The synchronization between nodes is done via database and allows users to add new face examples and recognize faces simultaneously, without stopping the service.
Clone Face Recognition Service
The clone face recognition service feature is useful for when your system is in production, and you want to see what will change if you add new faces without affecting your application. To clone your face recognition service (formerly face collection), just click on the three dots near it, choose the clone option, and fill the new name in the popup.
Update User Info and Password
We added the ability to update your user information and password. All you need to do is click on the profile image in the right top corner and choose the “change profile” or “change password” option.

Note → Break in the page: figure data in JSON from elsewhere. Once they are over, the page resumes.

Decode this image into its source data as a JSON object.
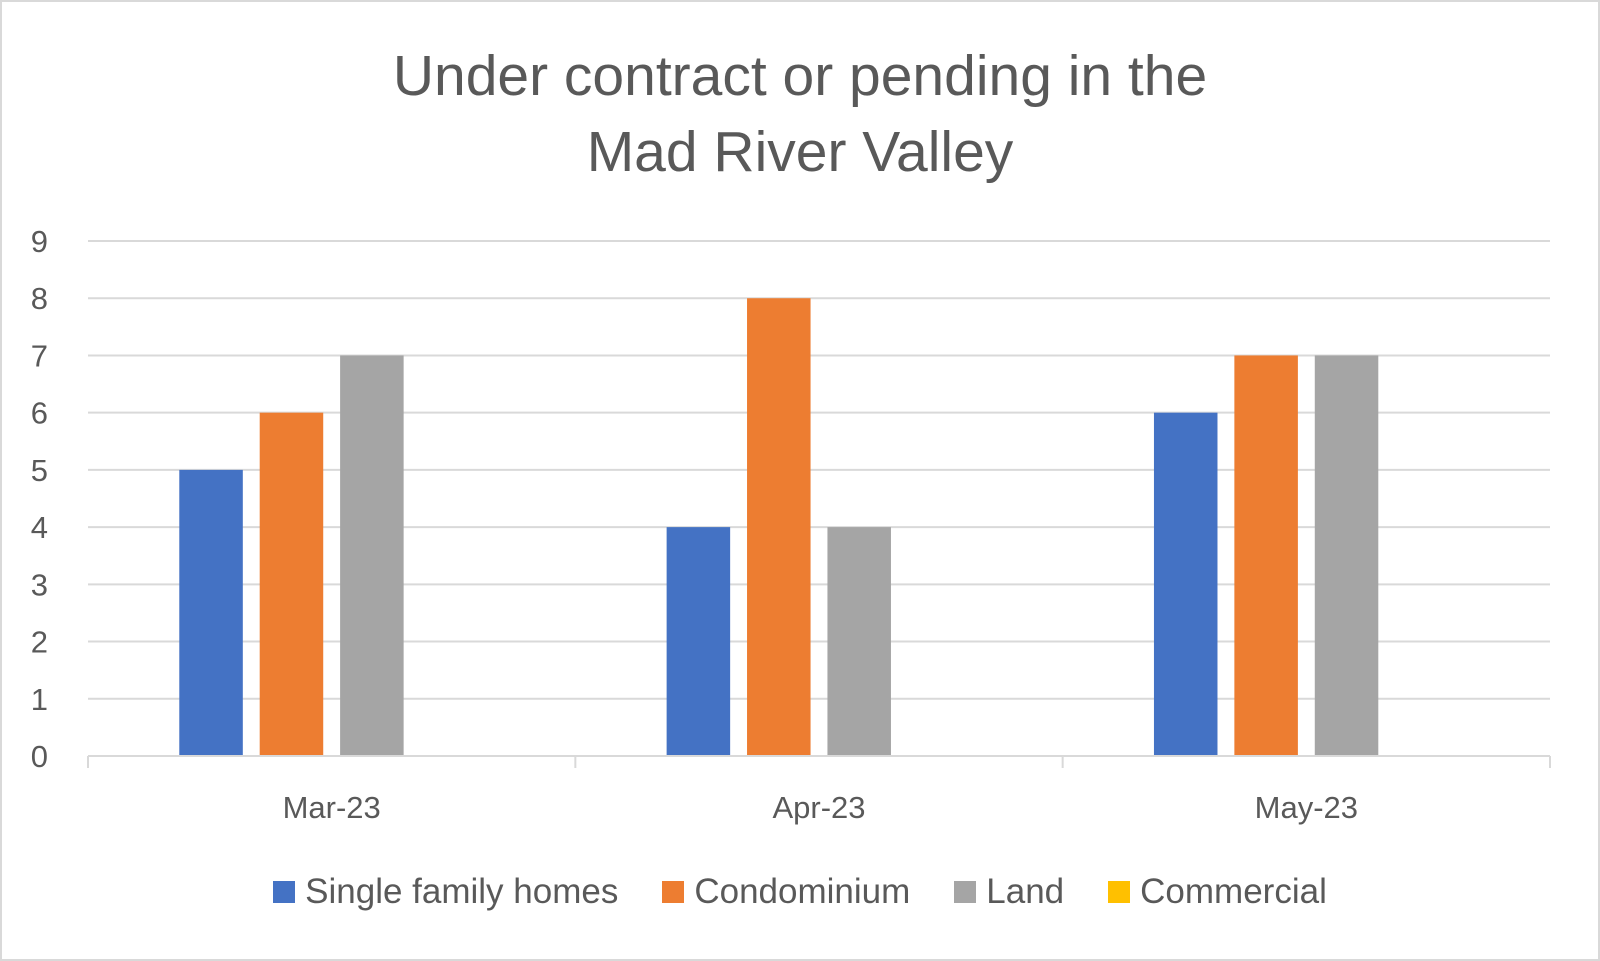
{
  "chart_data": {
    "type": "bar",
    "title_lines": [
      "Under contract or pending in the",
      "Mad River Valley"
    ],
    "categories": [
      "Mar-23",
      "Apr-23",
      "May-23"
    ],
    "series": [
      {
        "name": "Single family homes",
        "color": "#4472C4",
        "values": [
          5,
          4,
          6
        ]
      },
      {
        "name": "Condominium",
        "color": "#ED7D31",
        "values": [
          6,
          8,
          7
        ]
      },
      {
        "name": "Land",
        "color": "#A5A5A5",
        "values": [
          7,
          4,
          7
        ]
      },
      {
        "name": "Commercial",
        "color": "#FFC000",
        "values": [
          0,
          0,
          0
        ]
      }
    ],
    "ylim": [
      0,
      9
    ],
    "yticks": [
      "0",
      "1",
      "2",
      "3",
      "4",
      "5",
      "6",
      "7",
      "8",
      "9"
    ],
    "grid": true,
    "legend_position": "bottom"
  }
}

Support for Insightface Face Recognition Models
Insightface is a popular face recognition library with state-of-the-art models. By default, CompreFace uses the FaceNet model, which is both accurate and fast. But if you need an even more accurate system, you can run CompreFace from the custom build with other face recognition models that you can find in the release archive. As most Insightface models require more powerful resources, we recommend using them on systems with GPU.
Face recognition speed can be significantly improved by using GPU acceleration. By default, we deliver a CompreFace config that can be used in old systems without GPU, which we did so that as many people as possible could use it. But if you need to increase system speed, you can use one of the custom builds found in the release archive. Right now we only support Insightface models for use with GPU.